We have more agency than we think – especially with the tools available to us today.
“If you want to improve, be content to be thought foolish and stupid.” | Epictetus
Epictetus had another note that made the same point – “It is impossible to being to learn that which one thinks one already knows.”
It is easy to say “I want to learn.” It is much harder to be committed to being okay with being thought as foolish and stupid. That is a lot of discomfort to endure.
“In any great organization it is far, far safer to be wrong with the majority than to be right alone.” | John Kenneth Galbraith (quoted in Poor Charlie’s Almanack)
I discovered a collection of pithy and wise quotes from economist John Kenneth Galbraight.
There’s a short clip on the intense interaction between Maryland coach Brenda Frese and her star player Oluchi Okananwa that went viral.
After a bad third quarter stretch for Okananwa, Frese told her, “I need you to lock in. Stop being distracted. I believe in you, but you’ve got to want this moment. This is not my story.”
It sparked the turnaround she wanted and they went on to win. Both Frese and Okananwa reflected on that moment as just another day in their relationship.
The best players want their coaches to hold a high bar, and the best coaches hold a high bar.
Charlie Munger had a guiding philosophy on checklists: “No wise pilot, no matter how great his talent and experience, fails to use his checklist.”
His investing checklist reflects that same discipline:
Risk – begin every evaluation by measuring risk, especially reputational
Independence – only in fairy tales are emperors told they are naked. You need independence of thought to ensure you aren’t just following the crowd blindly.
Preparation – the only way to win is to work, work, work, and hope for a few insights.
Intellectual humility – acknowledging what you don’t know is the dawning of wisdom
Analytical rigor – the scientific method and effective checklists minimize errors
Allocation – proper allocation of capital is the investor’s number one job
Patience – resist the human bias to act
Decisiveness – when the right circumstances present themselves, act with conviction
Change – accept unremovable complexity
Focus – keep things simple and remember what you set out to do
Easy to say.
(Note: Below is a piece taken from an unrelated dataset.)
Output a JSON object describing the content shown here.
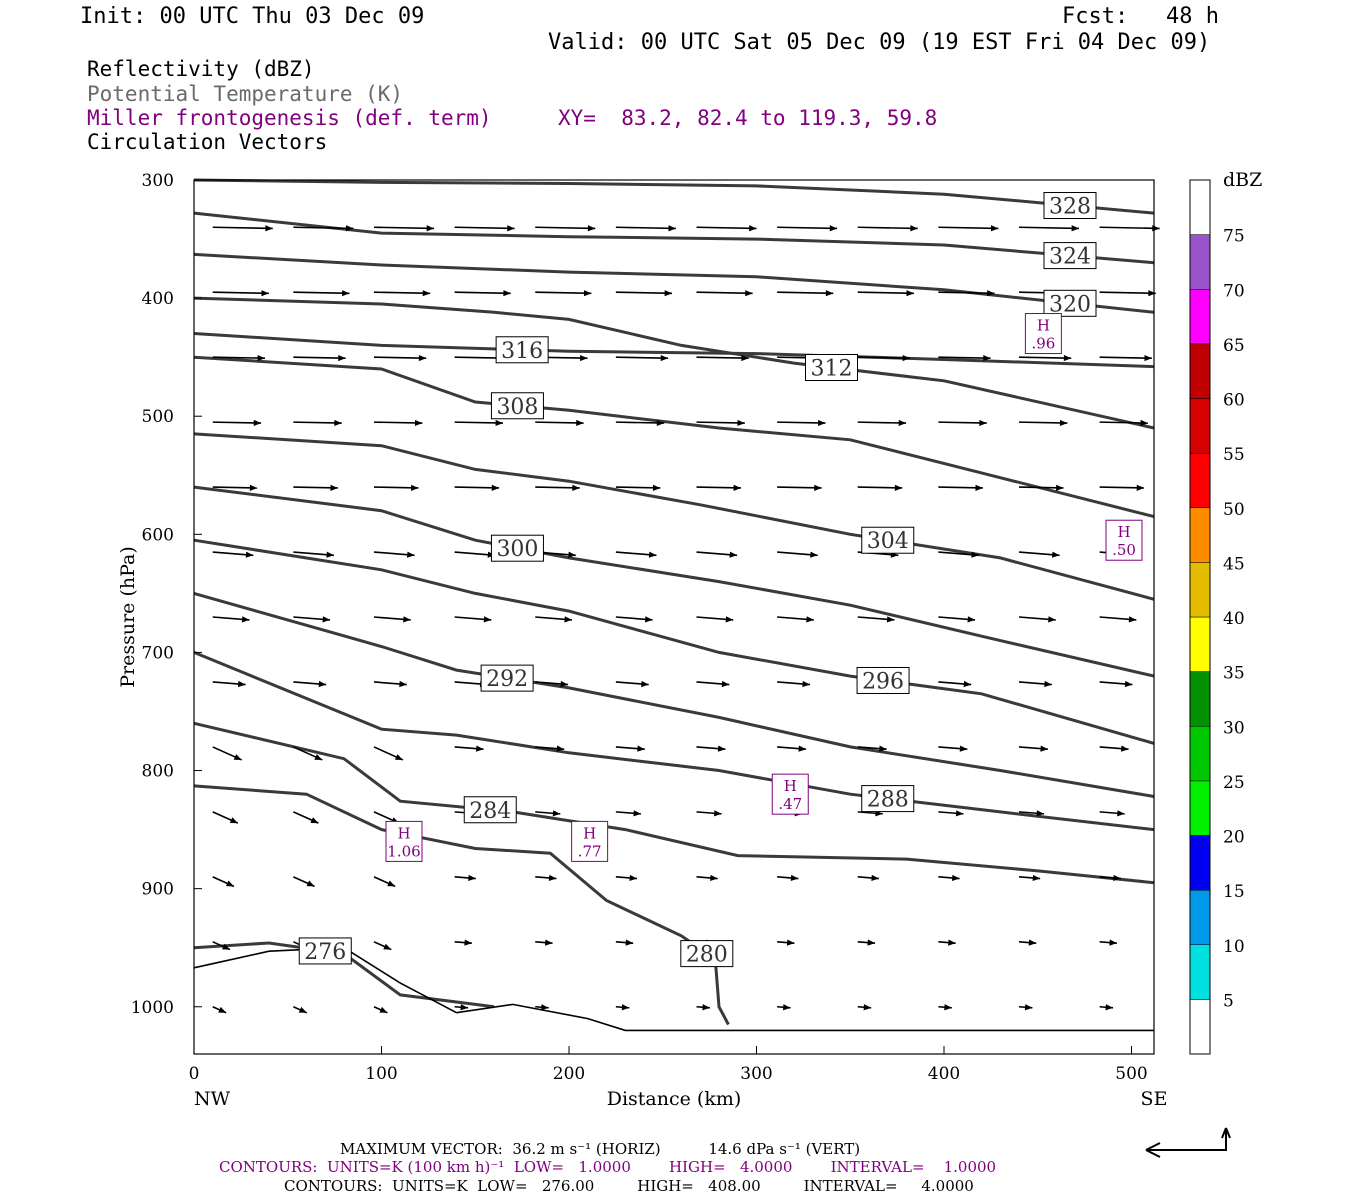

Really hard to do.
But underneath it all, Munger’s approach distills to four things: extreme preparation (work, work, work, work), consistent discipline, patience, and decisiveness.
Applies just as much to investing as it does to life.
“We are all permeable to the influence of the group. What makes us more permeable is our insecurities. The less we are certain about our self-worth as individuals, the more we are unconsciously drawn toward fitting in and blending ourselves into the group spirit. Gaining the superficial approval of group members by displaying our conformity, we cover up our insecurities to ourselves and to others.
But this approval is fleeting; our insecurities gnaw at us, and we must continually get people’s attention to feel validated. Your goal must be to lower your permeability by raising your self-esteem.
If you feel strong and confident about what makes you unique – your tastes, your values, your own experience – you can more easily resist the group effect. Furthermore, by relying upon your work and accomplishments to anchor your self-opinion, you won’t be so tied to constantly seeking approval and attention.” | Robert Greene in “The Laws of Human Nature”
A simple, well stated truth. Applies well beyond truth to authority figures and even family.
Our insecurities never fail to show up – in what we do, in who we choose to do it with, and in the way we talk about ourselves and what we do.